Tuesday evening, tidbit hosted a very nice family. They were celebrating a birthday and they were all very nice and kind. In the middle of their dinner, the youngest of the family, a sweet young girl, came to me and she asked me nicely and politely: “My mom would like to know what type of Italian soda you have”. There was a moment of silence on my side. “Wait a minute – I was thinking – I am Italian and I do not know what this cute girl is asking for?”

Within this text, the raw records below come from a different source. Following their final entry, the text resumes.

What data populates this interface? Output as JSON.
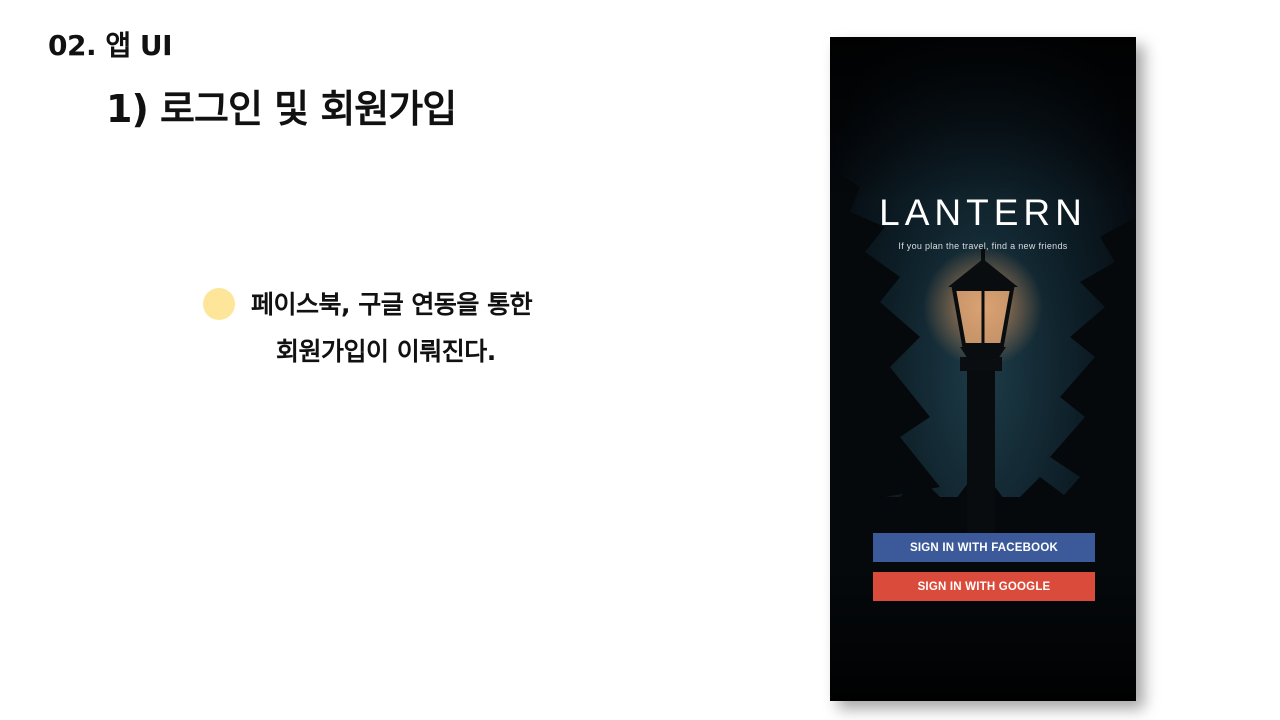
{
  "slide": {
    "section_title": "02. 앱 UI",
    "sub_title": "1) 로그인 및 회원가입",
    "description_line1": "페이스북, 구글 연동을 통한",
    "description_line2": "회원가입이 이뤄진다.",
    "bullet_color": "#fde59a"
  },
  "app": {
    "title": "LANTERN",
    "tagline": "If you plan the travel, find a new friends",
    "facebook_button_label": "SIGN IN WITH FACEBOOK",
    "google_button_label": "SIGN IN WITH GOOGLE",
    "facebook_color": "#3c5a9a",
    "google_color": "#db4b3c",
    "background_image": "night-lantern-photo"
  }
}
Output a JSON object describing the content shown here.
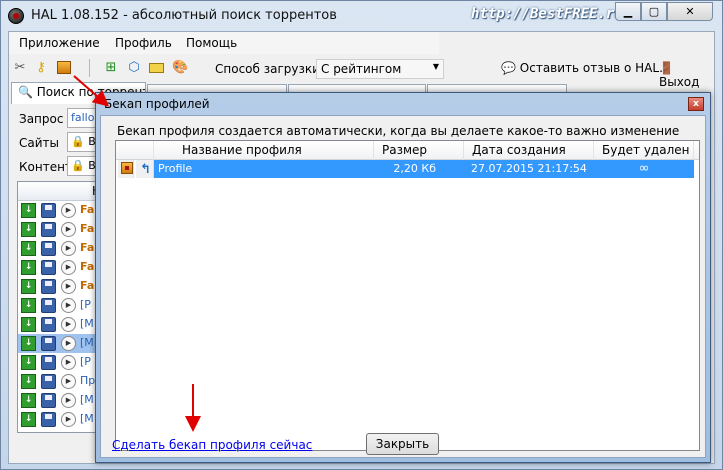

My mind went back to when I first moved to Seattle, about nine years ago and I was in graduate school at the UW. One day, I was having a conversation with one of my colleagues; when I told him I was from Italy, he said: “Italian food is my favorite and I always eat Alfredo”. I had no idea what Alfredo pasta was before that day.

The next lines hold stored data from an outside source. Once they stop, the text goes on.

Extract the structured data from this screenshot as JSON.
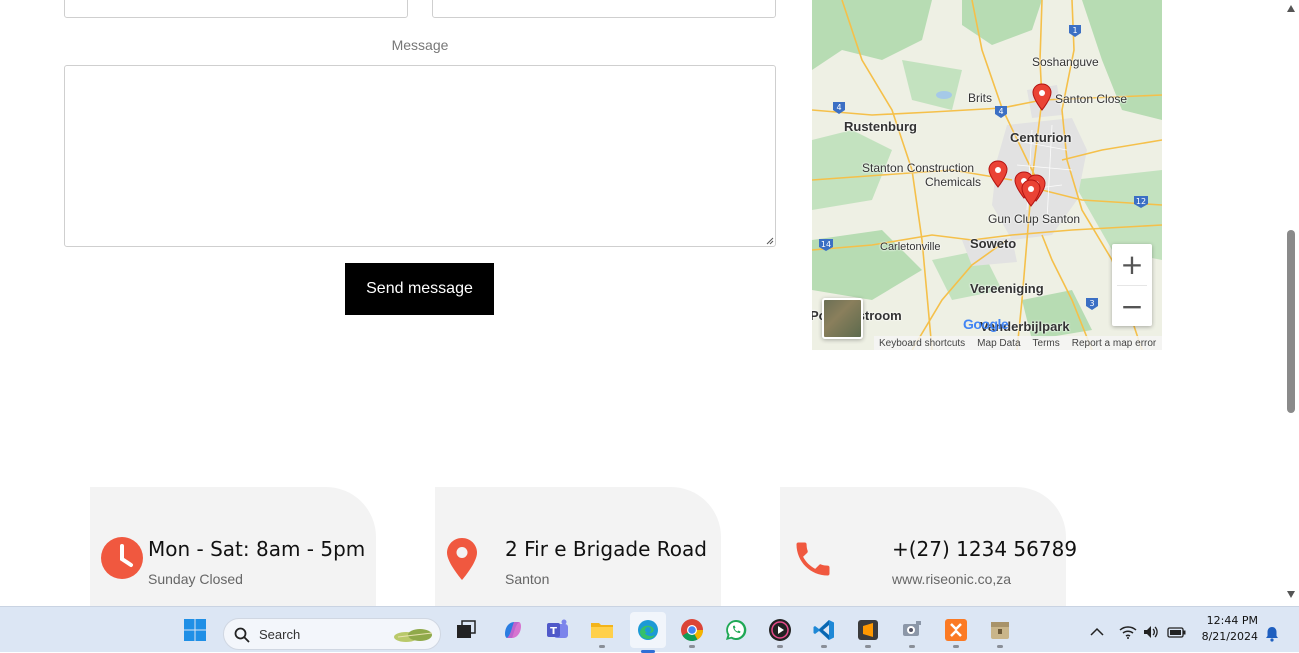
{
  "form": {
    "message_label": "Message",
    "message_value": "",
    "send_label": "Send message"
  },
  "map": {
    "labels": {
      "soshanguve": "Soshanguve",
      "brits": "Brits",
      "santon_close": "Santon Close",
      "rustenburg": "Rustenburg",
      "centurion": "Centurion",
      "stanton_construction": "Stanton Construction",
      "chemicals": "Chemicals",
      "gun_club_santon": "Gun Clup Santon",
      "carletonville": "Carletonville",
      "soweto": "Soweto",
      "vereeniging": "Vereeniging",
      "potchefstroom": "Potchefstroom",
      "vanderbijlpark": "Vanderbijlpark"
    },
    "route_shields": [
      "1",
      "4",
      "4",
      "12",
      "14",
      "3"
    ],
    "zoom_in": "+",
    "zoom_out": "−",
    "google": "Google",
    "attribution": {
      "keyboard": "Keyboard shortcuts",
      "map_data": "Map Data",
      "terms": "Terms",
      "report": "Report a map error"
    }
  },
  "cards": [
    {
      "icon": "clock-icon",
      "title": "Mon - Sat: 8am - 5pm",
      "sub": "Sunday Closed"
    },
    {
      "icon": "location-pin-icon",
      "title": "2 Fir e Brigade Road",
      "sub": "Santon"
    },
    {
      "icon": "phone-icon",
      "title": "+(27) 1234 56789",
      "sub": "www.riseonic.co,za"
    }
  ],
  "colors": {
    "accent": "#f0583f",
    "button_bg": "#000000",
    "card_bg": "#f3f3f3",
    "taskbar_bg": "#dce6f4"
  },
  "taskbar": {
    "search_placeholder": "Search",
    "apps": [
      "start-icon",
      "task-view-icon",
      "copilot-icon",
      "teams-icon",
      "file-explorer-icon",
      "edge-icon",
      "chrome-icon",
      "whatsapp-icon",
      "media-player-icon",
      "vscode-icon",
      "sublime-text-icon",
      "app-icon",
      "xampp-icon",
      "archive-icon"
    ],
    "time": "12:44 PM",
    "date": "8/21/2024"
  }
}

Tuesday evening, John had to refresh my memory about Italian soda, a mix of flavored syrup, soda water, and cream. I also e-mailed my friends in Italy and their answers are making me feel better: they also have no idea what Italian sodas are. Today, I made a little research and I discovered that the Italian soda recipe did not originate in Italy. Here is what I found: Surprisingly, the Italian soda recipe we know today did not originate in Italy. Some sources credit an immigrant Italian family living in San Francisco during the 1920s with concocting the familiar syrup and sparkling water beverage. Using imported coffee flavorings from Italy, the family would mix up their Italian soda recipe in the back room of their grocery store. The drink soon became popular as an alternative to flavored coffees or espresso. Eventually, the recipe would be picked up and refined by mainstream coffeehouse chains all over the US.
We are not adding Italian sodas to our list of drinks unless more people ask for them. Lasat Tuesday, we offered our sweet guest some of the San Pellegrino products: in addition to the popular water, San Pellegrino produced soda water with concentrated juices of orange, lemon, chinotto, and bitters. These drinks are called respectively Aranciata, Limonata, Chinotto, and Sanbitter. You can find them all at tidbit bistro.